DECLARE-TIMI58試験について:
DECLARE(Dapagliflozin Effect on Cardiovascular Events[心血管系イベントに及ぼすダパグリフロジンの作用])-TIMI58試験は、広範な患者集団を対象とした、選択的SGLT2阻害剤において過去最大規模の心血管アウトカム試験です。本試験は、アストラゼネカが実施する第Ⅲ相無作為化二重盲検プラセボ対照多施設共同試験で、複数の心血管リスク因子、あるいは、心血管疾患の既往歴を有する患者さんを含む、心血管イベントリスクが高い成人2型糖尿病患者さんを対象に、フォシーガの有効性と安全性をプラセボと比較評価します。DECLARE試験には、日本を含む世界33カ国882施設から17,000例超の患者さんが登録され、TIMI試験グループ(米・マサチューセッツ州ボストン)がHadassah Hebrew大学メディカルセンター(イスラエル・エルサレム)と協力し、独立して実施されました。
DECLARE-TIMI 58試験では、フォシーガがプラセボと比較して、心不全による入院または心血管死の主要な複合評価項目のリスクを有意に17%低下させました (4.9% vs. 5.8% ハザード比 0.83 [95% 信頼性区間0.73-0.95] p=0.005) 。この結果は心不全による入院における27%の有意なリスク減少(2.5% vs. 3.3% ハザード比 0.73 [95% 信頼性区間0.61-0.88])に基づいています 。治療ベネフィットはすべての患者サブグループにおいて一貫していました。本試験によりフォシーガの確立された安全性プロファイルが確認されました。

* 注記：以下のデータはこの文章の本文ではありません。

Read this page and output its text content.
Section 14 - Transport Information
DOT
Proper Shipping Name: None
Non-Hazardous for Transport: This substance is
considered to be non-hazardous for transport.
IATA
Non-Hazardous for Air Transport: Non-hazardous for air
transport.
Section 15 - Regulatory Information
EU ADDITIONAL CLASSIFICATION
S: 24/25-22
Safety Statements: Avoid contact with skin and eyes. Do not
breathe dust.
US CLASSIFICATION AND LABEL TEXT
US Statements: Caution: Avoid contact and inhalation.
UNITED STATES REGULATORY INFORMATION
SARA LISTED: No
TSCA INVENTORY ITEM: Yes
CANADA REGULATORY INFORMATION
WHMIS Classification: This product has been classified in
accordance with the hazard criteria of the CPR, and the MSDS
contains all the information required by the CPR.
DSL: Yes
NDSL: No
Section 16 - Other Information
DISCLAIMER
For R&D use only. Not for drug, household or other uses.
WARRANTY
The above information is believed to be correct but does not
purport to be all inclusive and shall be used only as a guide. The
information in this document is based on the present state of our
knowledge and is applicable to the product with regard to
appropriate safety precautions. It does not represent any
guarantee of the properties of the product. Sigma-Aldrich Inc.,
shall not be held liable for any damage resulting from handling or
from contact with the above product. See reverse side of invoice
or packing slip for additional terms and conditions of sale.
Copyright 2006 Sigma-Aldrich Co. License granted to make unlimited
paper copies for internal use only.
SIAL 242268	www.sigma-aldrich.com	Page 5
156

アストラゼネカの循環器・腎・代謝疾患 (CVRM) について
循環器・腎・代謝領域は、アストラゼネカの3つの主要治療領域のひとつであり、重要な成長ドライバーです。心臓、腎臓、膵臓などの臓器の基本的な関連性をより明確に解明するサイエンスを追求し、疾患進行の抑制やリスク減少、合併症の抑制による臓器保護と予後の改善をもたらす医薬品のポートフォリオに投資をしています。当社は、循環器・腎・代謝疾患をもつ世界中の何百万人もの患者さんの健康と、治療法の進歩に貢献する革新的なサイエンスを継続的に提供し、疾患の治療・進展抑制、さらには臓器およびその機能の再生の実現を目指しています。
アストラゼネカについて
アストラゼネカは、サイエンス志向のグローバルなバイオ・医薬品企業であり、主にオンコロジー、循環器・腎・代謝疾患、および呼吸器の3つの重点領域において、医療用医薬品の創薬、開発、製造およびマーケティング・営業活動に従事しています。当社は、100カ国以上で事業を展開しており、その革新的な医薬品は世界中で多くの患者さんに使用されています。詳細についてはhttp://www.astrazeneca.com または、ツイッター@AstraZeneca(英語のみ)をフォローしてご覧ください。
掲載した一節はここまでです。